She nodded, smiling quietly to herself. Cooper waited for another comment, a challenge or a cautionary word. He expected her to question what he was doing. She was quite right to do so.

But he waited, and she said only one more word.

‘Interesting.’

It was then that Cooper saw AJS Gardening Services again. Their van was white, and looked a bit older and more battered than the vehicle belonging to the landscape contractor down the road, Mr Monk. The signage on the sides of this one had probably been done by hand from a DIY kit.

Cooper got out of his car and walked up to the van. Two men were in deep conversation at the back doors, discussing something about their equipment. A preference for a petrol or electric mower, perhaps. Comparing the size of their dibbers.

Cooper identified himself. One of them was the blond young man he’d seen the previous day, while the other was a bit older, and darker, with a few days’ growth of beard.

‘Did I speak to you before?’ asked the younger of the two.

‘I don’t think so,’ said Cooper.

‘You’re police, right?’

‘Yes. Detective Sergeant Cooper.’

‘I spoke to one of your pals, then.’

‘Is this your company, AJS?’

‘That’s me. AJS Gardening Services. Adrian J. Summers, see. Great name for a gardener, isn’t it? Summers? Gives just the right image. This is my mate Dave.’
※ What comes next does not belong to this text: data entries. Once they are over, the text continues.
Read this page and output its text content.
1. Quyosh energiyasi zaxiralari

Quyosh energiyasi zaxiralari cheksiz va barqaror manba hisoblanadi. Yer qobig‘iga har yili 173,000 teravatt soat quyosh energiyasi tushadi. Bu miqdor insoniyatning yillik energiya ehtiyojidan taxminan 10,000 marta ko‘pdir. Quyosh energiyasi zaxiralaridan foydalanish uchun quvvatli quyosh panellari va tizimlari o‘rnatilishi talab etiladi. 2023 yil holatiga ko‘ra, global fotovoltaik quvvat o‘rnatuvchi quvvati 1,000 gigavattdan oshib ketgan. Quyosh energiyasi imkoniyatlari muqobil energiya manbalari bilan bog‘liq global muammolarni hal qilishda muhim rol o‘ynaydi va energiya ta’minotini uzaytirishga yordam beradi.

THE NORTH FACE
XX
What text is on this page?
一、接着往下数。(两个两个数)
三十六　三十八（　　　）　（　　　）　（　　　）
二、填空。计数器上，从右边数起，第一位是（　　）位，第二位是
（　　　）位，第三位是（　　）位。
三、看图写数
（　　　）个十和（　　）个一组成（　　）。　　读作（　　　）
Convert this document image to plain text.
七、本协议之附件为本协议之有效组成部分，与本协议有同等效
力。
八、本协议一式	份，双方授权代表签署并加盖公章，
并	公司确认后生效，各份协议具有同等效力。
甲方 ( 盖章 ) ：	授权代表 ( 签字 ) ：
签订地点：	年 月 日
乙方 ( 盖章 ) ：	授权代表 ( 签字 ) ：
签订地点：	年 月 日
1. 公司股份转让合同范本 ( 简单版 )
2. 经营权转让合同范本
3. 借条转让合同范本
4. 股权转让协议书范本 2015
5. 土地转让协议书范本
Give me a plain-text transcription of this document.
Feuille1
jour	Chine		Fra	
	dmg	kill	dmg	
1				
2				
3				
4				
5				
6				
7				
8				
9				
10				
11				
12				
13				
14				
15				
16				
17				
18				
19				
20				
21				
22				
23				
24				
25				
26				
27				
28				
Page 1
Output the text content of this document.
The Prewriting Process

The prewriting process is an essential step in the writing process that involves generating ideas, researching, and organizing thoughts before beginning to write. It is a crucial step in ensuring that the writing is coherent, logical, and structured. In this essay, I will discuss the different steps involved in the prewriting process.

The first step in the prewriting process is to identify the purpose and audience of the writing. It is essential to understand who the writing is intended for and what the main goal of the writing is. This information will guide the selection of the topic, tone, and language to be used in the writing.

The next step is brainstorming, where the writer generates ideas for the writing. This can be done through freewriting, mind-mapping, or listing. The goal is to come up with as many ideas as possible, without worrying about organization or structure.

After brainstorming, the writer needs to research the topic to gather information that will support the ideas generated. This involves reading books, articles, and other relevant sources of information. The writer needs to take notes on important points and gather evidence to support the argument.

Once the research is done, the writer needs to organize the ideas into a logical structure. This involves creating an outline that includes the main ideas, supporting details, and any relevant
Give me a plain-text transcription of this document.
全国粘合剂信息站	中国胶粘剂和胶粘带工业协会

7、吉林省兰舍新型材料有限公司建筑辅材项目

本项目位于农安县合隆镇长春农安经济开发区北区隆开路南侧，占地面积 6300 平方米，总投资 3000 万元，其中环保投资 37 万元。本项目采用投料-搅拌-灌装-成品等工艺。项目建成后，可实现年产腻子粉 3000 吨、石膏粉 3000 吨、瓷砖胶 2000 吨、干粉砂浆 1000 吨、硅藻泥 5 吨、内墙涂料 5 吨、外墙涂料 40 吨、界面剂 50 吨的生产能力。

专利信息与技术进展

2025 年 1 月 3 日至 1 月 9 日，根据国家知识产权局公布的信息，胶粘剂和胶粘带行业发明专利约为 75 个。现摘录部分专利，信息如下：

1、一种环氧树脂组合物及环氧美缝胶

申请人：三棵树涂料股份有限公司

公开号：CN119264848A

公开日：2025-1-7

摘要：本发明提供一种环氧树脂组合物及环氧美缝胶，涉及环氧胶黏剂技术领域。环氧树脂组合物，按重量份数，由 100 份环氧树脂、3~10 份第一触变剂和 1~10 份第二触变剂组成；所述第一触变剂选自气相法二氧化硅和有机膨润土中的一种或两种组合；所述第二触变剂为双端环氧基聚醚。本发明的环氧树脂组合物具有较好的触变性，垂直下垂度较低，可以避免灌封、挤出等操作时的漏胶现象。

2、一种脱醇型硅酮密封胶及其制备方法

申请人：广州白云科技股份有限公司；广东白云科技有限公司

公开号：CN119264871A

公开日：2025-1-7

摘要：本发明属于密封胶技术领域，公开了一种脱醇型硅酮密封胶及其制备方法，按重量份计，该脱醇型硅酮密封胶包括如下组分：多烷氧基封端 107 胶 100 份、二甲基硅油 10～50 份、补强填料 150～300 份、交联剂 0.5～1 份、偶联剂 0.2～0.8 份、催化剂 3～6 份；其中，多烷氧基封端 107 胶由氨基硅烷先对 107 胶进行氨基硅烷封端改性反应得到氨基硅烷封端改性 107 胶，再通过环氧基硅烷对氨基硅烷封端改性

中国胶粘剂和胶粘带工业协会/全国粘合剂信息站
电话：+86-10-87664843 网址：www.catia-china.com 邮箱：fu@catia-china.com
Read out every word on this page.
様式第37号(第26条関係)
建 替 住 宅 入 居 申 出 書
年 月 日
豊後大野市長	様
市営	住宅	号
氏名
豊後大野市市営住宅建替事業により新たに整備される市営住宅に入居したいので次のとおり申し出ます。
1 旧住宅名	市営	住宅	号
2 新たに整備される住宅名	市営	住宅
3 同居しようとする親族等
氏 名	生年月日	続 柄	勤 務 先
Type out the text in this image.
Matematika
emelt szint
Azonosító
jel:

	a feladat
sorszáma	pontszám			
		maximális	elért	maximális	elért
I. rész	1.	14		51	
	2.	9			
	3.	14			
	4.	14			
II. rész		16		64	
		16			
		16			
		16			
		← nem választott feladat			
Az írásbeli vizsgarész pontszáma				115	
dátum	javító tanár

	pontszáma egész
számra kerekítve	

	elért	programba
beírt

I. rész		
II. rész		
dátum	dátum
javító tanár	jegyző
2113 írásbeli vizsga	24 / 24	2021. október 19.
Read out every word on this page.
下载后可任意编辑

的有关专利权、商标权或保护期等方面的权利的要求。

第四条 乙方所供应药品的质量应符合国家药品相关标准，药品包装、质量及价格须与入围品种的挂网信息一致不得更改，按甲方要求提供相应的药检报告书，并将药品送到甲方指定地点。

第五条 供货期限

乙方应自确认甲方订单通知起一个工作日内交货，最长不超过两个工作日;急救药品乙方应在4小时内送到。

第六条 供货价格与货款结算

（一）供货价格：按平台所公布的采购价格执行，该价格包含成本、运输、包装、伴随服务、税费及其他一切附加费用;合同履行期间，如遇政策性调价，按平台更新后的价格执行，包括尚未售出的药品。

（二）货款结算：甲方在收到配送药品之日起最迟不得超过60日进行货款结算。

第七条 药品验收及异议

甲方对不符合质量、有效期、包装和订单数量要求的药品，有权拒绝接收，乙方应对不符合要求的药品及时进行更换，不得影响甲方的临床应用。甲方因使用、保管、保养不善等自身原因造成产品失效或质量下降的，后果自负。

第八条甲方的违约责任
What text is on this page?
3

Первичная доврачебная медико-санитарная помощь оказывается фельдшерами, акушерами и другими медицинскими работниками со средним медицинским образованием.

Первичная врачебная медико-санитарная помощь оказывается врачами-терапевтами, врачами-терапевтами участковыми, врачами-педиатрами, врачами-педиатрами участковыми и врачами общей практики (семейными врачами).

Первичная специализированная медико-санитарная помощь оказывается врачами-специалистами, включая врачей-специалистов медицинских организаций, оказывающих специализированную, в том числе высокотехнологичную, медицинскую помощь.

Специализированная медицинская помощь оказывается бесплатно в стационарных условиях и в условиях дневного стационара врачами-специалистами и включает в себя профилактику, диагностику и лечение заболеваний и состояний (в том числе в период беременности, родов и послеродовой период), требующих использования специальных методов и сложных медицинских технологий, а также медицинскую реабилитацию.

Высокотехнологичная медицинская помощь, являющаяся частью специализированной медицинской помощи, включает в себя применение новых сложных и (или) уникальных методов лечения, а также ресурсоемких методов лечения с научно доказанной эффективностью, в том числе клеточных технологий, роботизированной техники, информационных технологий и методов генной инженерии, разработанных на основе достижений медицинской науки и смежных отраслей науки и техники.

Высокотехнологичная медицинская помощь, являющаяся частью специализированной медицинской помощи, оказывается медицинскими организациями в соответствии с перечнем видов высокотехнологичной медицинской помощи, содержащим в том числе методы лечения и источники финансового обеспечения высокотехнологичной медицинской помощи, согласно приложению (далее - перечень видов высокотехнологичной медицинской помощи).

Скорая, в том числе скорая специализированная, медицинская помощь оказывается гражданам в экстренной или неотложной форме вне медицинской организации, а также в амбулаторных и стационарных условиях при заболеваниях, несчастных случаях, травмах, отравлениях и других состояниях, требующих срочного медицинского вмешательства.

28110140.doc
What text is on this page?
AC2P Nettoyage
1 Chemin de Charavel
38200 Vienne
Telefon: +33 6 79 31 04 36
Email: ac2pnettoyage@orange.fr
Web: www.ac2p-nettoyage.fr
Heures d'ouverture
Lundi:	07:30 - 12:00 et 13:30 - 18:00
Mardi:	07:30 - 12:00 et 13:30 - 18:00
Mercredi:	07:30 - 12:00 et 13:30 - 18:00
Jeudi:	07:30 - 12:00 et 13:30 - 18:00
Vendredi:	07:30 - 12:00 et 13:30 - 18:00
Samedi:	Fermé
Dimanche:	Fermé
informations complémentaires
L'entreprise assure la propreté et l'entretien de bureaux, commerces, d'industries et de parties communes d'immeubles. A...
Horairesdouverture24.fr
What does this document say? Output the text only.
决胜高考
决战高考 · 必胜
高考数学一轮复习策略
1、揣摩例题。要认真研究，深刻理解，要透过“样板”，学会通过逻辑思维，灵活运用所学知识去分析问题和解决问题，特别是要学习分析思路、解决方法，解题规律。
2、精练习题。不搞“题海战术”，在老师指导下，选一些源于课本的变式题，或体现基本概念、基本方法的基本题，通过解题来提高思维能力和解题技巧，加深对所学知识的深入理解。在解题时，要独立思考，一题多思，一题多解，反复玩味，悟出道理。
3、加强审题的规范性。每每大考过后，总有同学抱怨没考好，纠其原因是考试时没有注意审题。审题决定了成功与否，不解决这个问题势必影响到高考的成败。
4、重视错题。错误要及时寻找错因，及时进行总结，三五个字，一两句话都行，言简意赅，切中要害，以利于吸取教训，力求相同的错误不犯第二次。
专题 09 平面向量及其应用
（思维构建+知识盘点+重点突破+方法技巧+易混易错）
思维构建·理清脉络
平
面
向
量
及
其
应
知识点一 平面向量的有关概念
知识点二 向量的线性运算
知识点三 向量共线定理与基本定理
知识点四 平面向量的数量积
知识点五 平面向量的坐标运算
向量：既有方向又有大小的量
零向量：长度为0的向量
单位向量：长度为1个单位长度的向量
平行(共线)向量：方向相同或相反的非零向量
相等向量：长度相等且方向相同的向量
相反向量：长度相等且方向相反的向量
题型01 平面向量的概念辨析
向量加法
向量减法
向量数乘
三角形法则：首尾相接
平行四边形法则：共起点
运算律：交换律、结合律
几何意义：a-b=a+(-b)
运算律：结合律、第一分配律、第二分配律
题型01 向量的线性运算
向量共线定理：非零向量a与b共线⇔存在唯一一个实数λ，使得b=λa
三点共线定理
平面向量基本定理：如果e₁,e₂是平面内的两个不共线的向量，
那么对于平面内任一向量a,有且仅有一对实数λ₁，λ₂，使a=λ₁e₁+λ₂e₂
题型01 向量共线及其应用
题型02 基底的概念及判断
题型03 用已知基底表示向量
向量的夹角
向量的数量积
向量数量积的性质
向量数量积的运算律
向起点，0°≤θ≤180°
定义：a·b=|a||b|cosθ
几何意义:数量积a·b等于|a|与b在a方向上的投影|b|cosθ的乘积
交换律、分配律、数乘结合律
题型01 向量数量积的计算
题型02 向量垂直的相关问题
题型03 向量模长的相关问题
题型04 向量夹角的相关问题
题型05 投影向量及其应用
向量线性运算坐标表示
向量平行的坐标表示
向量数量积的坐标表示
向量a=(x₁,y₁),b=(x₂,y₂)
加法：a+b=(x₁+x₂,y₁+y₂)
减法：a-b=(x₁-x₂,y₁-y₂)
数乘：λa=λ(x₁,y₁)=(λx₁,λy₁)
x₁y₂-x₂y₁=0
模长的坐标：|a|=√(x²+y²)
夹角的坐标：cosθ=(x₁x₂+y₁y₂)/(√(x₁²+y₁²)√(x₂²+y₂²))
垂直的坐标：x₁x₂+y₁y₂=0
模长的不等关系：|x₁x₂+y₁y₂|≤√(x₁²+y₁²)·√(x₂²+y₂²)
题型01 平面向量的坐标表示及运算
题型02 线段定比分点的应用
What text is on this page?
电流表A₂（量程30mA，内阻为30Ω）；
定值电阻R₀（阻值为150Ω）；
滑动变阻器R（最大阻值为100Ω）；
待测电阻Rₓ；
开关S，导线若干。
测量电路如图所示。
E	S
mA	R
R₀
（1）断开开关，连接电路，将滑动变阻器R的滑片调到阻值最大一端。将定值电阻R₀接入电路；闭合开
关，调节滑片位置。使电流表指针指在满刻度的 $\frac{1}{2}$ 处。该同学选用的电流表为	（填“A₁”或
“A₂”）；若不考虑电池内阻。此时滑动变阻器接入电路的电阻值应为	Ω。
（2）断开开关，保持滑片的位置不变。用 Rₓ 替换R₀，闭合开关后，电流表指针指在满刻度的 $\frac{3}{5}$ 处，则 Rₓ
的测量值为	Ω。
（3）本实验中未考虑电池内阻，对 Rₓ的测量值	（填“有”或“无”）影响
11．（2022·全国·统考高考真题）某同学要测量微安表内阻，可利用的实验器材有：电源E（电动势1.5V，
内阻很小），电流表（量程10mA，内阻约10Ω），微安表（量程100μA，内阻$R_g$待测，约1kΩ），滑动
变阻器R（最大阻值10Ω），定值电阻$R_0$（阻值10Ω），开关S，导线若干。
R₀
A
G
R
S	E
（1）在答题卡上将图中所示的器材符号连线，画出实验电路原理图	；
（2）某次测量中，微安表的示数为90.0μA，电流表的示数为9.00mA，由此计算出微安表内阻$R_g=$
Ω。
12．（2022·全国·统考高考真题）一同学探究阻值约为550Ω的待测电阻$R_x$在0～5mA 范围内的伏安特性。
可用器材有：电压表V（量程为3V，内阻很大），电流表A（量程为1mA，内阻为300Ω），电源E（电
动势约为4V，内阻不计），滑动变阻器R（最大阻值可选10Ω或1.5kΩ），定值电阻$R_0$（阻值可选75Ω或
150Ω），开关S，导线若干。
The other man nodded awkwardly. Cooper studied him for a moment, feeling a flicker of recognition. If he was local, there was a chance he’d encountered the man during the course of his duties. Perhaps not an arrest – he usually had a good memory for the faces of people he’d nicked. He was more likely a witness, or even a victim.

‘Just routine, but I’d like a list of names from you. Yours, and all the staff you might have had working for you in Riddings during the past week or so.’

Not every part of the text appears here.